Yabancı ürünlere olan ilgi

Çin zenginlerinde yabancı markalara ve ürünlere inanılmaz derecede bir düşkünlük mevcuttur. Bu sebepten birçok yerli firma ya direk yabancı firmaların ürünlerini satmak adına distribütörlük arayışında ya da yabancı firmalarla ortak üretim ve satışa girmek fikrindedir.

Ekonomik krizi ülkemiz gibi en hafif atlatan ülkelerden biri olan Çin hakkında yukarıda saydığımız gerçekler ve gelişmeler Çin iç pazarının ve ithalatının giderek artacağının sinyalleridir.

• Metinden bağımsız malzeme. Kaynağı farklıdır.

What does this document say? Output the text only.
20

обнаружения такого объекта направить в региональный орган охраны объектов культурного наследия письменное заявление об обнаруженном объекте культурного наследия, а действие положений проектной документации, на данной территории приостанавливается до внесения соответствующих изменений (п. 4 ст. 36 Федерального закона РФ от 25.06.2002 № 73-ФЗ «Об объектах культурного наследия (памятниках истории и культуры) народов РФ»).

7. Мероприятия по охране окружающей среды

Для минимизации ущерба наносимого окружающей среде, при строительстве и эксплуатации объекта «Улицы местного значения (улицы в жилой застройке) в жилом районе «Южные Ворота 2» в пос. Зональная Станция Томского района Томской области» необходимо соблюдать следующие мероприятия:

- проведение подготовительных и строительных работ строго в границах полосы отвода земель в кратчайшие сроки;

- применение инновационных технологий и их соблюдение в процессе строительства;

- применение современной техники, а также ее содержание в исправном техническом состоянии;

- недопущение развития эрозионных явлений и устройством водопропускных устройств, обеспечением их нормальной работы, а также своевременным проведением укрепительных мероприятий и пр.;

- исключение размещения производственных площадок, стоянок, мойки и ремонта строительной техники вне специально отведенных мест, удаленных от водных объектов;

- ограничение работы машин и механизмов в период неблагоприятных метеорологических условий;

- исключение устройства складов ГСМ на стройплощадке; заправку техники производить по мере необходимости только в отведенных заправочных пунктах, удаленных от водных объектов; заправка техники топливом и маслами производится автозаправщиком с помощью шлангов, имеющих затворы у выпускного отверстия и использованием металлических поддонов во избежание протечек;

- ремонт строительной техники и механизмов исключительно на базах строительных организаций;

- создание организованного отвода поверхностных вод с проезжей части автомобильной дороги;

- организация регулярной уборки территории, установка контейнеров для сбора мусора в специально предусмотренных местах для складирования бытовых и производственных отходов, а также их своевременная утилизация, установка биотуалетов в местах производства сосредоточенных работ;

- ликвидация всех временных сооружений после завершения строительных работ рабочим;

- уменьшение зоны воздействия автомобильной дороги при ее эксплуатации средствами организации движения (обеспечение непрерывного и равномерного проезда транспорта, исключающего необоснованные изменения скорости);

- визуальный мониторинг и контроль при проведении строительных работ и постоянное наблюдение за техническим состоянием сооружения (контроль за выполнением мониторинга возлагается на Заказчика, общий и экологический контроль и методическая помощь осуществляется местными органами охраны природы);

Bugüne kadar Çin mallarının işlerini bozduğundan şikayet eden Türk imalatçı ve ihracatçıları artık "Çin Pazarı" gerçeğinin farkına varmalıdırlar. Bugün Çin'e hava süspansiyon körüklerinden beyaz eşyaya, deri giyimden fantezi ev tekstil ürünlerine ve mücevhere kadar birçok sektördeki Türk firması satış yapabilmektedir. Çin pazarı her alanda artık dünyaya açılmaktadır.

Tarihte hiç yerlerinden kalkmamış olan Hint ve Çin ırkı bugün için dünyanın her yerinde iş peşinde koşmaktadırlar. Tarihte yerinde duramayarak büyük medeniyetler kurmuş Türk tüccarına yerinde durmak yakışmaz. "İlim Çin'de de olsa alınız" sözü ilmi en uzak yerlerde dahi olsa kovalamanın önemine işaret etmektedir. Günümüzde ekmek aslanın kuyruğuna kadar inmişken ve en büyük savaşların yerini ekonomik rekabet ve mücadele almışken, "güzel iş, karlı yatırım, büyük pazar Çin'de de olsa gidip para kazanın" dense sanırım yanlış söylenilmiş olmaz!!!